Inter-American Development Bank abolishes its Conciliation Committee

By 1st May 2013 January 9th, 2017 IAL, International Administrative Law, News

Last month, the Inter-American Development Bank (‘IADB’) brought into force a revised version of its Staff Rule PE-323, governing conflict resolution between staff members and the Bank.  The amended provisions have the effect of abolishing the Conciliation Committee, the Bank’s fact-finding tribunal of first instance, in favour of a system of compulsory mediation, after which staff members may proceed directly to the Administrative Tribunal of the IADB.

The reform is controversial for many reasons, not least because it replaces an inquisitorial fact-finding tribunal with a mediator charged with seeking consensus.  Moreover, in the new system the tribunal of first instance becomes the Administrative Tribunal, from which there is no avenue of appeal, contrary to the norms of international administrative law and, indeed, public international law generally.

Loss of an avenue of appeal
The principal consequence of the reform is that the Conciliation Committee has been dissolved, meaning that the fact-finding tribunal has been removed from the conflict resolution system schematic.

The right of appeal is recognised as an ‘essential safeguard in law’ in international organisations by ILOAT, reflected in the case of Bangasser and others v ILO, (1994) judgment 1330, and reiterated in several other ILOAT judgments since.  A ‘right to appeal’, albeit in criminal cases, is also declared in article 8.2(h), the Pact of San Jose, and echoed in article 2 of Protocol 7 of the European Convention of Human Rights.  The fact that it is enshrined in international conventions is indicative of its importance within any justice system, domestic or international.  As an essential legal safeguard, it could certainly be argued that it is a fundamental and essential term of employment for international civil servants.  It would follow that any move to reform or revoke the right would be a regulatory decision which could not be implemented except with the consent of the staff members, meaning that a failure to do so would render the revised Staff Rule PE-323 unlawful.

Aside from the unlawfulness of the revocation of the right of appeal, the Conciliation Committee’s erstwhile mission has been conferred on a body that is accustomed to dealing with appeals.  Many Administrative Tribunals will not interfere with findings of fact unless they are manifestly erroneous or unreasonable, although the IADB Administrative Tribunal does indeed have the power to hear an appeal de novo.  Staff members would hitherto have had two opportunities to have their cases heard.  With the introduction of the new provisions, the Administrative Tribunal has become a ‘one-stop shop’, thus depriving staff members of the possibility of having their cases reopened and re-examined.  Its new mission as a tribunal of first instance will require a considerable adjustment of its present mandate, statute and its philosophy when approaching cases in order to reflect the evolution of its function.

Pitfalls of mediation
Besides the loss of an avenue of appeal, compulsory mediation may transpire to be counter-productive when attempting to resolve staff disputes because of its mandatory nature.  While mediation can be an exceedingly useful tool if both parties are willing to negotiate, its success depends on the parties coming together voluntarily.  The imposition of compulsory mediation is not conducive to amicable settlements and is wholly inappropriate for cases where the issue turns on a purely legal argument, such as the interpretation of a contract term that will apply across the organisation.  It is also inappropriate where the parties are quite evidently unable to reach consensus on any of the issues in the case, particularly where there have already been attempts to negotiate or settle the claim directly between the staff member and the Bank prior to initiating litigation.  In this scenario, mediation will result in the incurring of further costs and unnecessary delay to both parties.  Although a vetting procedure appears to be in place at the IADB, any Mediation Secretary will need to be extremely vigilant in ensuring that the right cases progress to mediation.
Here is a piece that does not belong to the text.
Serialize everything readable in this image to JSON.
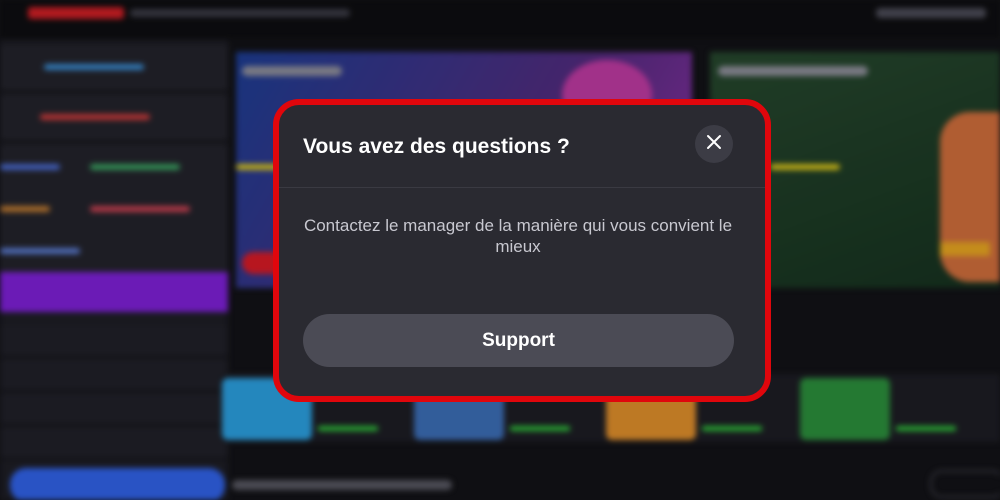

Even if there is scope for consensus, the impartiality of the mediator is fundamental.  A mediator’s remit is often misunderstood by staff members.  A common, but erroneous, perception is that mediators actively participate in the formulation of the terms of a settlement.  The opposite is in fact true; mediators cannot suggest settlement terms to the parties and are under no duty to ensure that settlements are fair or just for either party.  The mediator will be under no duty to assist them, as it would conflict with the mediator’s duty of impartiality.  Quite often, staff members are not entitled to legal representation at mediation sessions, and the IADB is no exception.  As the Bank will benefit from unlimited legal advice from its own in-house department, the resulting inequality of arms leaves a staff member exposed to not receiving the fairest possible settlement through the mediation process, uninformed as to his or her rights and afraid to assert them.  Without a lawyer present, it can be highly intimidating for a staff member to come face to face with his or her manager or colleague, especially where a case revolves around harassment.  It can also be disheartening if the person across the table is one who has already refused to grant an administrative remedy to the staff member, such as a Director of Human Resources.

Reforms such as this one have led to the absurd situation whereby a staff member must file a ‘request’ for compulsory conciliation; a contradiction in terms which appears to be lost on the organisations advocating this solution.